Efficient way of converting images to searchable text

I’m trying to find an efficient way of converting old family history docs to searchable text files, starting from jpg, tiff, png, pdf images. I have hundreds of them, so it will be a long project. Most of the files are images of handwritten documents (English and German), often in tabular form (and not seldom of questionable quality)
I have experimented a bit with transkribus, but preparation of the files needs good graphical support, like variable and precise rotation to maximise ocr accuracy.

Does anyone have any good suggestions?

@hnimmo Looked at normcap? https://dynobo.github.io/normcap/

(As this is not forums feedback, I’ve moved it to the applications section)

…unfamiliar with the installation procedure for normcap on my system. I cannot find a rpm on that site

You simply use the flatpak or appimage.

I simply using my mobile phone camera (Samsung S22+) There is a little [T] mark in lower right corner. If you have an iPhone, no idea, but I would be surprised if it don’t have the same functionality.

I will be using my desktop since all my image files are there.

flatpak installation goes to completion but running normcap fails with `missing SCREENSHOT permission, whatever that means and why that is needed anyway.

Hi!

I use ocrmypdf/OCRmyPDF, like Install OCRmyPDF on Linux | Snap Store, for my satisfaction.

I created a user command for Thunar, so I can convert PDFs in such way by right click. It uses some options and such to even optimise the PDF.

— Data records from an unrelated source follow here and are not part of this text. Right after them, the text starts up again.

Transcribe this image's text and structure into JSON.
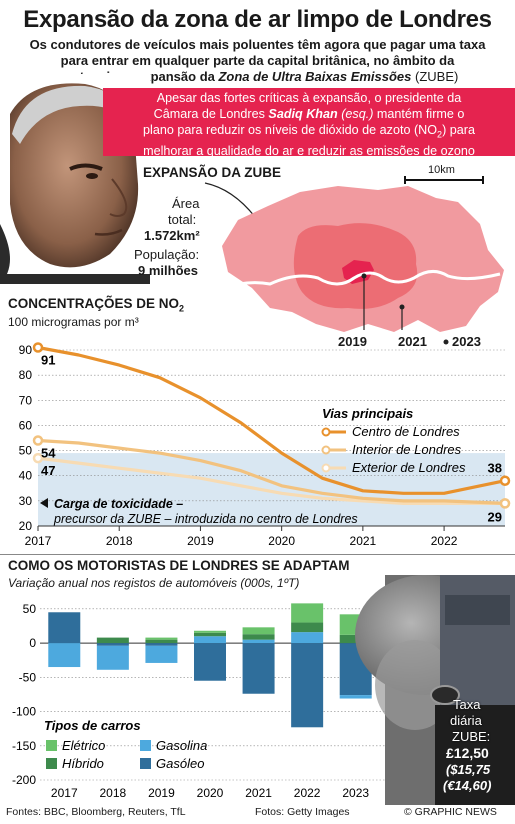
{
  "header": {
    "title": "Expansão da zona de ar limpo de Londres",
    "subtitle_line1": "Os condutores de veículos mais poluentes têm agora que pagar uma taxa",
    "subtitle_line2": "para entrar em qualquer parte da capital britânica, no âmbito da",
    "subtitle_line3_a": "contenciosa expansão da ",
    "subtitle_line3_b": "Zona de Ultra Baixas Emissões",
    "subtitle_line3_c": " (ZUBE)"
  },
  "banner": {
    "line1": "Apesar das fortes críticas à expansão, o presidente da",
    "line2_a": "Câmara de Londres ",
    "line2_b": "Sadiq Khan",
    "line2_c": " (esq.)",
    "line2_d": " mantém firme o",
    "line3": "plano para reduzir os níveis de dióxido de azoto (NO",
    "line3_sub": "2",
    "line3_end": ") para",
    "line4": "melhorar a qualidade do ar e reduzir as emissões de ozono"
  },
  "map": {
    "heading": "EXPANSÃO DA ZUBE",
    "scale": "10km",
    "area_label": "Área",
    "area_label2": "total:",
    "area_value": "1.572km²",
    "population_label": "População:",
    "population_value": "9 milhões",
    "years": [
      "2019",
      "2021",
      "2023"
    ],
    "colors": {
      "zone2023": "#f19a9f",
      "zone2021": "#ec6d74",
      "zone2019": "#e5234f",
      "river": "#ffffff"
    }
  },
  "chart_data": [
    {
      "type": "line",
      "title": "CONCENTRAÇÕES DE NO",
      "title_sub": "2",
      "ylabel": "100 microgramas por m³",
      "x_ticks": [
        "2017",
        "2018",
        "2019",
        "2020",
        "2021",
        "2022"
      ],
      "y_ticks": [
        20,
        30,
        40,
        50,
        60,
        70,
        80,
        90
      ],
      "ylim": [
        20,
        90
      ],
      "xlim": [
        2017,
        2022.75
      ],
      "legend_title": "Vias principais",
      "legend_placement": "right",
      "series": [
        {
          "name": "Centro de Londres",
          "color": "#e8912c",
          "start_label": "91",
          "end_label": "38",
          "x": [
            2017,
            2017.5,
            2018,
            2018.5,
            2019,
            2019.5,
            2020,
            2020.5,
            2021,
            2021.5,
            2022,
            2022.75
          ],
          "y": [
            91,
            88,
            84,
            79,
            71,
            61,
            49,
            39,
            34,
            33,
            33,
            38
          ]
        },
        {
          "name": "Interior de Londres",
          "color": "#f2c27f",
          "start_label": "54",
          "end_label": "",
          "x": [
            2017,
            2017.5,
            2018,
            2018.5,
            2019,
            2019.5,
            2020,
            2020.5,
            2021,
            2021.5,
            2022,
            2022.75
          ],
          "y": [
            54,
            53,
            51,
            49,
            46,
            42,
            36,
            33,
            31,
            30,
            30,
            29
          ]
        },
        {
          "name": "Exterior de Londres",
          "color": "#f7dbb3",
          "start_label": "47",
          "end_label": "29",
          "x": [
            2017,
            2017.5,
            2018,
            2018.5,
            2019,
            2019.5,
            2020,
            2020.5,
            2021,
            2021.5,
            2022,
            2022.75
          ],
          "y": [
            47,
            45,
            43,
            41,
            39,
            36,
            33,
            31,
            30,
            29,
            29,
            29
          ]
        }
      ],
      "annotation_a": "Carga de toxicidade –",
      "annotation_b": "precursor da ZUBE – introduzida no centro de Londres",
      "shade_color": "#d9e7f2"
    },
    {
      "type": "bar",
      "title": "COMO OS MOTORISTAS DE LONDRES SE ADAPTAM",
      "subtitle": "Variação anual nos registos de automóveis (000s, 1ºT)",
      "categories": [
        "2017",
        "2018",
        "2019",
        "2020",
        "2021",
        "2022",
        "2023"
      ],
      "y_ticks": [
        50,
        0,
        -50,
        -100,
        -150,
        -200
      ],
      "ylim": [
        -200,
        60
      ],
      "legend_title": "Tipos de carros",
      "series": [
        {
          "name": "Gasóleo",
          "color": "#2f6e9b",
          "values": [
            45,
            -4,
            -4,
            -55,
            -74,
            -123,
            -76
          ]
        },
        {
          "name": "Gasolina",
          "color": "#4da9de",
          "values": [
            -35,
            -35,
            -25,
            10,
            5,
            16,
            -5
          ]
        },
        {
          "name": "Híbrido",
          "color": "#3d8a4c",
          "values": [
            0,
            8,
            5,
            5,
            8,
            14,
            12
          ]
        },
        {
          "name": "Elétrico",
          "color": "#69c26a",
          "values": [
            0,
            0,
            3,
            3,
            10,
            28,
            30
          ]
        }
      ],
      "tax_label_a": "Taxa",
      "tax_label_b": "diária",
      "tax_label_c": "ZUBE:",
      "tax_value": "£12,50",
      "tax_value_usd": "($15,75",
      "tax_value_eur": "(€14,60)"
    }
  ],
  "footer": {
    "sources": "Fontes: BBC, Bloomberg, Reuters, TfL",
    "photos": "Fotos: Getty Images",
    "credit": "© GRAPHIC NEWS"
  }
}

I like NAPS2, they provide an rpm. It uses Tesseract to convert pdf images to text.

Web page makes a good impresssion. As I understand it, NAPS2 needs a pdf image to convert. I would have to convert jpeg, tiff, png files to pdf as a first step. Is that right?

pdf only? What is the reference to Thunar?

i normally use Tesseract

In NAPS2 you can import an image file directly, no need to convert it to an pdf.

Tesseract is the underlying OCR machine used by these other apps as well, as I understand it.

thanks…good to know.

If you are looking for convenience, I would second @rogerf comment. The iPhone have a live text feature that runs locally on the device, that can be used to get the raw text.

I cant say how well it will work on the handwritten documents, it will depend on how neat it is. There are also vision enabled LLM models that can be used to extract and will probably work in cases where an traditional machine learning based OCR will struggle. I believe even with the extracted text, you will want to organize and keep cleaned up images of the documents as you prepare them for text extraction.

What app does the OCR on your iPhone? Are you suggesting I use ChatGPT or the like?
Anyone who has seen old parish registers and the like will know what to expect for ‘neatness’ :grimacing:

The image-text to text feature is built into native photos app in the iPhone. The feature is called Live Text and requires that the device is on iOS 15 (2021) or greater.

On the generative ai topic, the commercial models in the OpenAI ChatGPT and Google Gemini family support images, but I don’t have a recommendation for you. I think you will have to evaluate multiple models and decide the level of quality and effort that is acceptable for you. Additionally, there are open-weights LLM you can run locally. Look for the models that are designed for vision or multimodal capabilities but look for models that are more specialized in the image-text domain as their training datasets used might translate to better performance in OCR tasks, such as Qwen 2.5 VL (https://getomni.ai/blog/benchmarking-open-source-models-for-ocr). I think you will have to evaluate what works for you based on the nature of the documents in the family library, technical capability, and budget.

A traditional OCR engine would probably be cheaper and faster as long as you found one that is acceptable. If you prefer the open source route, consider evaluating frameworks such as Docling and Party. Docling can coordinate multiple traditional OCR engines and also released their own image-text to text model called SmolDocling.